Election
Of course, election means to choose - hence Pound's poem Ode Pour L'election De Son Sepulchre - unless he really meant a tomb being appointed to political office.
Way back when in the eighties there was a huge row in the Labour party over selection of Parliamentary candidates, specifically, the right of constituency activists to deselect - or refuse to select - sitting MP's whom they found politically unacceptable. This was Bennism, grassroots control of the party by it's activists.
I've found a surviving Tory criticism of this sort of policy here:
[Labour] must acknowledge that the correct role of MPs in a representative democracy is to be responsible to their electorates and to no group of organisations or volunteers in, or connected with, their party's organisation outside Parliament.All very Burkean, and principled, I must say. Burke's position was clear: parliamentarians are there to act on their own judgement appointed by the constituents to do so. According to such a formula, only the constituents of an elective division should have the choice of appointing or removing an MP.

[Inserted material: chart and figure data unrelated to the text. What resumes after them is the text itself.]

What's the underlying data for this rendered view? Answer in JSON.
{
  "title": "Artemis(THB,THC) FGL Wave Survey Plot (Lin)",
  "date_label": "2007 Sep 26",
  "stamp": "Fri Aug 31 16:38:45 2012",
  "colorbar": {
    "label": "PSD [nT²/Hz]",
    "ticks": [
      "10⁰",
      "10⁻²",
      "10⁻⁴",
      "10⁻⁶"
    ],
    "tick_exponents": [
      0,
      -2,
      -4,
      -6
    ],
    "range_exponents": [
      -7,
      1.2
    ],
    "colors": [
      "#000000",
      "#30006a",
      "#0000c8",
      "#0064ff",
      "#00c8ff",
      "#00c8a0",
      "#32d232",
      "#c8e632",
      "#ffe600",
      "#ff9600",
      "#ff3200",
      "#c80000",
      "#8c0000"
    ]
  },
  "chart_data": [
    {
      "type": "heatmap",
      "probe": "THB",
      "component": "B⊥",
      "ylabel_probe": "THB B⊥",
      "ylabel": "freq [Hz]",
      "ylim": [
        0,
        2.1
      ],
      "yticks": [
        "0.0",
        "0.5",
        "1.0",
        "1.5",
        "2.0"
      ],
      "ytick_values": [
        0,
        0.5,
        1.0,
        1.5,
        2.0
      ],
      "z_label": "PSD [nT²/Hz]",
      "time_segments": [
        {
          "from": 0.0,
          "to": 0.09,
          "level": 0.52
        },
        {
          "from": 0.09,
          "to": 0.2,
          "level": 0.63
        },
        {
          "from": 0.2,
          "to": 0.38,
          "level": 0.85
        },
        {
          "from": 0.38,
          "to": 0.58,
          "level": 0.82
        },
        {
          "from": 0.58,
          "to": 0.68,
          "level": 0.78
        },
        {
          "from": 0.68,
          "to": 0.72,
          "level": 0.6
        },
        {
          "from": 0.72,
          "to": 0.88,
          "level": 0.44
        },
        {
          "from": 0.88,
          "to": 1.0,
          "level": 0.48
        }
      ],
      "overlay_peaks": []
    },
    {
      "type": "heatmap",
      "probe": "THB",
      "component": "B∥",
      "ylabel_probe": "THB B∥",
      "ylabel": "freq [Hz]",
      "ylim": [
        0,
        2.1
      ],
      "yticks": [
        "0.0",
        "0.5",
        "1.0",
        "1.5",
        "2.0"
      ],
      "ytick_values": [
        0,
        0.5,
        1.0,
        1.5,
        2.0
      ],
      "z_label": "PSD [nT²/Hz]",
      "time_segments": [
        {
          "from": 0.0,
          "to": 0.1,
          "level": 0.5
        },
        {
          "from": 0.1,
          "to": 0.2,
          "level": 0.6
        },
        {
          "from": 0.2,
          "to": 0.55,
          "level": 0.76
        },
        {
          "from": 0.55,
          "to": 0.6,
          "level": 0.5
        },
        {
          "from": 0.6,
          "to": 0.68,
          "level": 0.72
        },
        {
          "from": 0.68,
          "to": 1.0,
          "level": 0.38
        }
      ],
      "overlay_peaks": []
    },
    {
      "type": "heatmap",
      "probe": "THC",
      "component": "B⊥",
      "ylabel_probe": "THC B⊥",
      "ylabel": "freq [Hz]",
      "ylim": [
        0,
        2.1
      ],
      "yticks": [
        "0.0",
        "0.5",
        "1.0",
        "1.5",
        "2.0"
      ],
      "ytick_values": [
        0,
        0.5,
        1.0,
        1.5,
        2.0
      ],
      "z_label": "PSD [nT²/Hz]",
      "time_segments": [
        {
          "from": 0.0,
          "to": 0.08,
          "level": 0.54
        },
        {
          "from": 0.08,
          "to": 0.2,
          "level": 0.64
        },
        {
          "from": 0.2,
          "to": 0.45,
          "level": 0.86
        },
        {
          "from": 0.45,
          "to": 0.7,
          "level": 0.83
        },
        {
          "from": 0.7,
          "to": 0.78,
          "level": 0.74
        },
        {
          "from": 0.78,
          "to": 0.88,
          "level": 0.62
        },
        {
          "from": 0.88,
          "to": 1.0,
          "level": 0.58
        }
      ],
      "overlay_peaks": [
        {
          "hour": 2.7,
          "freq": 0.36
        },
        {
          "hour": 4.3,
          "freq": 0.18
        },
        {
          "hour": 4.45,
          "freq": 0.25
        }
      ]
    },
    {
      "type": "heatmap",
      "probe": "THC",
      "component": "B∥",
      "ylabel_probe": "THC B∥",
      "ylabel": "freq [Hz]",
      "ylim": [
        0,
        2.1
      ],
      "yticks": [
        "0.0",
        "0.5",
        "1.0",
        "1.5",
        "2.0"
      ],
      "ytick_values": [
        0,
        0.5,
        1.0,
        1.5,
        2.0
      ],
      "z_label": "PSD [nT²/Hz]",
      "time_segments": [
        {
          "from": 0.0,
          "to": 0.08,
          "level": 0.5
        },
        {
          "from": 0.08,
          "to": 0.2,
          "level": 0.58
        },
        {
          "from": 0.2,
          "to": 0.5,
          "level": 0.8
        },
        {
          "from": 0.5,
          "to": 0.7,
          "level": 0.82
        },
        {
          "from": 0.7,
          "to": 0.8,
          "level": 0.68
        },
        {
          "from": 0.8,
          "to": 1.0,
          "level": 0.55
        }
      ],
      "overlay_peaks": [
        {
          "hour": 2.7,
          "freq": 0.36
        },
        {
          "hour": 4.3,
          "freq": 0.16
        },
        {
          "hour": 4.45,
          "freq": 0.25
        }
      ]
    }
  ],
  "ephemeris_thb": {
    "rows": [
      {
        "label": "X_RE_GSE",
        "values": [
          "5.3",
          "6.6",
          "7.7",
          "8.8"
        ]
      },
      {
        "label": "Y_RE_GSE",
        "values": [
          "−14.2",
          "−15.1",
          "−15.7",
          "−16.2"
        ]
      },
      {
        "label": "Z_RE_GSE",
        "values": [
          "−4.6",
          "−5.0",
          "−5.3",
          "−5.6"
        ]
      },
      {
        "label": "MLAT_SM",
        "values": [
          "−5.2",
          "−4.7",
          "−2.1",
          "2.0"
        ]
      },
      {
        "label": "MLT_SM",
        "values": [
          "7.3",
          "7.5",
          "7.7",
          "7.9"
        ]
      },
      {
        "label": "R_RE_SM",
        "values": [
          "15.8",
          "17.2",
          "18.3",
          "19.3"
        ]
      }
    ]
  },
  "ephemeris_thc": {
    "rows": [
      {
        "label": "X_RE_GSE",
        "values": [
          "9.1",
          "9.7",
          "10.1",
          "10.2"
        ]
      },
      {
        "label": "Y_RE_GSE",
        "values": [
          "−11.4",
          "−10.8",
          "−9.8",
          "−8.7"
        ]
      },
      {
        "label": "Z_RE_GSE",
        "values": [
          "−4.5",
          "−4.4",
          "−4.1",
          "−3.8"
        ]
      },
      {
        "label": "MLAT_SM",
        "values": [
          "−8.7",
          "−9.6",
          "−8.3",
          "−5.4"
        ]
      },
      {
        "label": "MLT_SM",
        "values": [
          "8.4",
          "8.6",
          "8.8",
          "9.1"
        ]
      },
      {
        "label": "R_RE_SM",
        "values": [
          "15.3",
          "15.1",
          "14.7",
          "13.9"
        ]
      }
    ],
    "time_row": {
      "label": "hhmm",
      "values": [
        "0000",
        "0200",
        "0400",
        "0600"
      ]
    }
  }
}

Such a position, though, doesn't reckon on Party politics and thumping unassailable party majorities, where the party can approve or disapprove a candidate. Hence the situation now with Flight, Hilton and Howard (No, not a Law Firm) - Conservative Central Office has been pulling its weight and deselecting candidates in a way even the starriest eyed Bennite could not have imagiend possible. At a moments notice.
Although good Doctor Lewis (cited above) talks about agencies outside parliament not having that power, surely Howard, despite being a parliamentary leader, is using extra-parliamentary means to remove candidates, is using his control of the party bureaucracy and his media profile in the country which makes it ruinous to the party to defy him to do just that. A centralisation imicable to traditional Tory values, surely. (I know, I know, don't call you Shirley...)
Of course, the real power that has given Howard such control, was given by the Labour Government with their Political Parties Elections and Referendums Act 2000 which specifically states a cnandidate may not stand in the name of the party unless approved by the Party Nominating Officer, i.e. a centralised Party apparatchik.
Increasingly, we are seeing centralised control of candidacies - more an more power of patronage and appointment acruing to the top, and thus robbing the system of possibilities of dissent - populist, managed electoral processes, rather than real challenges and debate.
Update It seems my linking this story to Bennism occured to someone else today.
1 Comments:
"Burke's position was clear: parliamentarians are there to act on their own judgement appointed by the constituents to do so."
And not just Burke's - John Stuart Mill's election address consisted of a printed statement that, if elected, he would vote exactly as he saw fit. To some extent this was just a matter of "Vote for me - no other candidate is John Stuart Mill", but I think the fact that he felt able to approach his constituents in those terms does suggest that the Burkean model was Victorian common sense.
On the broader question, I'm with Benn (for once). "Accountable to party members" (Benn) and "accountable to party leaders" (Blair/Howard) are both very different from "accountable to electors" (Burke/Mill), but they're also very different from each other - and there are definite continuities between Blair/Howard and a debased form of Burke/Mill. The Blair/Howard argument is that party leaders have a privileged understanding of what the voters will accept - which finds expression in the party programme - and hence are entitled to rule that certain candidates are Not the Thing. In the Bennite model, the job of the party is not to second-guess the voters but to win them over to a programme which is developed by the members.